A corporation may have one or more classes of members or may have no members. If the corporation has one or more classes of members, the designation of such class or classes and the qualifications and rights of the members of each class shall be set forth in the articles of incorporation or, if the articles of incorporation so provide, in the bylaws. A corporation may issue certificates evidencing membership interests therein. Membership interests shall not be transferable. Members shall not have voting or other rights except as provided in the articles of incorporation or if the articles of incorporation so provide, in the bylaws.
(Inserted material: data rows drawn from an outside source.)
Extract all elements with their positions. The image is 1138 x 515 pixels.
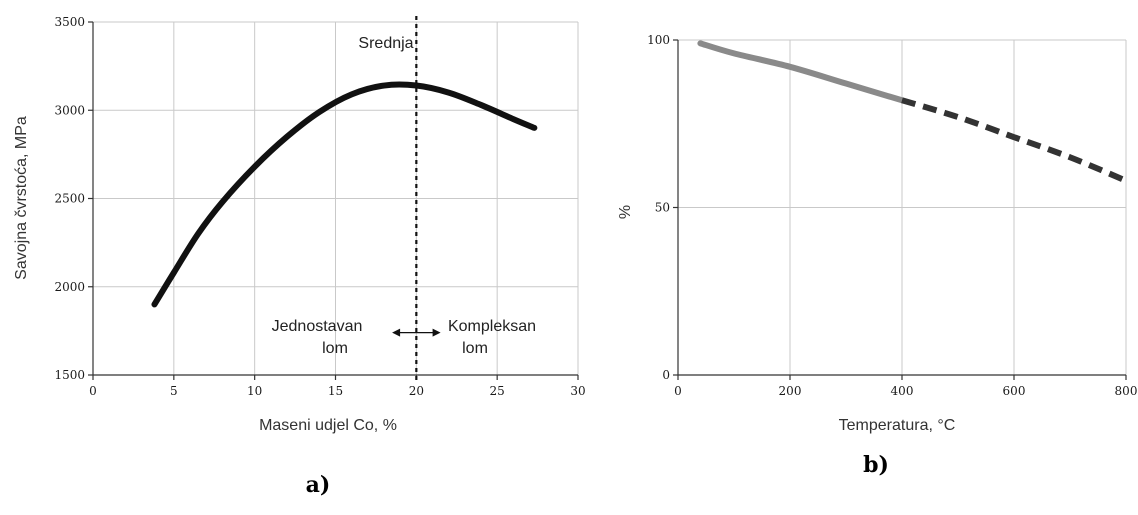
chart-b-y-tick-label: 0 [662, 368, 670, 382]
chart-a-y-tick-label: 2000 [54, 280, 85, 294]
chart-a-x-tick-label: 10 [247, 384, 262, 398]
chart-a-axes [88, 21, 579, 380]
chart-b: 0 200 400 600 800 0 50 100 Temperatura, °C % b) [617, 33, 1137, 478]
chart-a-arrow-head-right [432, 328, 441, 337]
chart-a-x-tick-label: 30 [570, 384, 585, 398]
chart-a-series-line-0 [151, 81, 538, 308]
chart-a-tick-labels: 0 5 10 15 20 25 30 1500 2000 2500 3000 3500 [54, 15, 585, 398]
chart-b-y-axis-label: % [617, 205, 634, 219]
chart-b-grid [678, 39, 1127, 375]
chart-b-x-tick-label: 0 [674, 384, 682, 398]
chart-a-x-tick-label: 25 [490, 384, 505, 398]
chart-a-panel-label: a) [306, 472, 331, 498]
chart-a-y-axis-label: Savojna čvrstoća, MPa [13, 116, 30, 280]
chart-a-y-tick-label: 3500 [54, 15, 85, 29]
chart-b-y-tick-label: 100 [647, 33, 670, 47]
chart-a-y-tick-label: 2500 [54, 192, 85, 206]
chart-b-axes [673, 39, 1127, 380]
chart-a-left-region-label-line1: Jednostavan [272, 318, 363, 335]
chart-a-x-tick-label: 15 [328, 384, 343, 398]
chart-a-y-tick-label: 3000 [54, 103, 85, 117]
chart-a-right-region-label-line2: lom [462, 340, 488, 357]
chart-b-x-tick-label: 200 [779, 384, 802, 398]
chart-b-panel-label: b) [863, 452, 889, 478]
chart-a-x-tick-label: 5 [170, 384, 178, 398]
chart-a-right-region-label-line1: Kompleksan [448, 318, 536, 335]
chart-b-x-tick-label: 800 [1115, 384, 1138, 398]
chart-a-x-tick-label: 20 [409, 384, 424, 398]
chart-b-y-tick-label: 50 [655, 201, 670, 215]
chart-b-series [697, 40, 1128, 184]
chart-b-x-axis-label: Temperatura, °C [839, 417, 956, 434]
chart-a-series [151, 16, 538, 383]
chart-a-x-axis-label: Maseni udjel Co, % [259, 417, 397, 434]
chart-b-x-tick-label: 400 [891, 384, 914, 398]
chart-a-arrow-head-left [392, 328, 401, 337]
chart-a: 0 5 10 15 20 25 30 1500 2000 2500 3000 3500 Srednja… [13, 15, 586, 498]
chart-b-series-line-0 [697, 40, 905, 104]
chart-a-y-tick-label: 1500 [54, 368, 85, 382]
chart-b-series-line-1 [901, 97, 1128, 184]
chart-b-x-tick-label: 600 [1003, 384, 1026, 398]
chart-a-x-tick-label: 0 [89, 384, 97, 398]
chart-b-tick-labels: 0 200 400 600 800 0 50 100 [647, 33, 1137, 398]
chart-a-vline-label: Srednja [358, 35, 413, 52]
chart-a-left-region-label-line2: lom [322, 340, 348, 357]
Members of any corporation existing on January 1, 1957, shall continue to have the same voting and other rights as before January 1, 1957, until changed by amendment of the articles of incorporation.
Code 1950, § 13.1-211; 1956, c. 428; 1958, c. 564; 1982, c. 182; 1985, c. 522; 2007, c. 925.
§ 13.1-837. (Effective January 1, 2027) Members.
A. A corporation may have one or more classes of members or may have no members. If the corporation has one or more classes of members, the designation of such class or classes and the qualifications and rights of the members of each class shall be set forth in the articles of incorporation or in the bylaws.
B. Except as provided in the articles of incorporation or bylaws, the corporation may admit members for no consideration or for such consideration as determined by the board of directors. Any such consideration may consist of any tangible property or benefit to the corporation, including cash, promissory notes, services performed, or contracts for services to be performed, and payment may be made at such times and upon such terms as are set forth in the articles of incorporation or bylaws, or to the extent not inconsistent with the articles of incorporation or bylaws, as determined by the board of directors.
C. A corporation may issue certificates evidencing membership interests therein. Membership interests shall not be transferable, except as otherwise provided in the articles of incorporation or in the bylaws.
D. Members shall not have voting or other rights except as provided in the articles of incorporation or bylaws. Members of any corporation existing on January 1, 1957, shall continue to have the same voting and other rights as before January 1, 1957, until changed by amendment of the articles of incorporation.
E. Except as provided for in the articles of incorporation or bylaws, a corporation shall not pay dividends or distribute any part of its assets, income, or profits to its members. A charitable corporation shall only make a distribution to another charitable corporation that is a member of such corporation or has the power to appoint one or more of its directors. No such dividend or distribution shall, in any event, be made if the corporation is insolvent or would thereby be made insolvent of if the fair value of the assets of the corporation is or would thereby be made insufficient to meet its liabilities.
F. No member shall be personally liable for any liabilities of the corporation, including liabilities arising from the acts of the corporation.
Code 1950, § 13.1-211; 1956, c. 428; 1958, c. 564; 1982, c. 182; 1985, c. 522; 2007, c. 925; 2026, cc. 393, 394.